The two companies had agreed not to poach each other’s customers and even went so far as The SaleGroup sharing its customer list with ParcelForce, with the aim of making sure each company could avoid offering services to the other’s customers.
The two companies managed the anti-competitive agreement through regular email correspondence, with one usually asking the other to withdraw a quote provided to certain customers. Some of these offers had undercut the price a customer was paying at the time. So when the quotes were withdrawn, this prevented customers from paying lower prices for the same parcel delivery services.

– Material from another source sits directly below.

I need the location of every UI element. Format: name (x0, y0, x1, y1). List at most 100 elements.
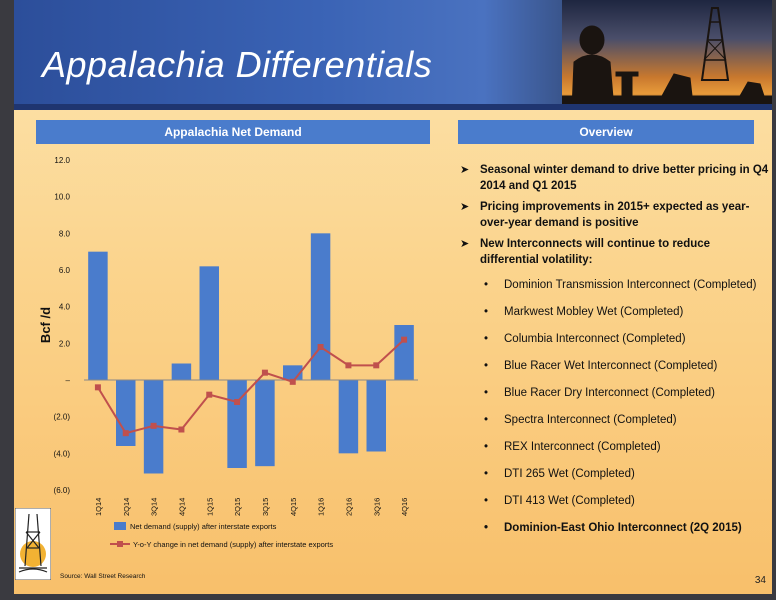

“Anti-competitive agreements like the one between Royal Mail and the SaleGroup are designed to restrict competition, and they often lead to customers paying higher prices as a result.
This kind of behaviour is a serious breach of competition law and unacceptable.”
– Gaucho Rasmussen, Director of Investigations and Enforcement, Ofcom
Royal Mail are getting away with this one so far as financial penalties are concerned, although doubtless marketplace sellers might think twice as to whether they are getting a competitive price or not. Under the CMA’s leniency policy, the first company to report an anti-competitive agreement of this nature can receive immunity from fines… so long as they report themselves before an investigation is started.
The SaleGroup who as well as Parcelforce also offer services through DX, Yodel DHL and Royal Mail, must be kicking themselves for not coming clean and dobbing Royal Mail in have accepted a fine of £40,000. Ofcom point out that this is a significant fine for the SaleGroup, given the small size of the company.
Ofcom have issued their provisional decision to Royal Mail and the SaleGroup. Both companies have admitted to breaking competition law, and the SaleGroup has agreed to settle the case. They aim to issue and publish their final decision shortly.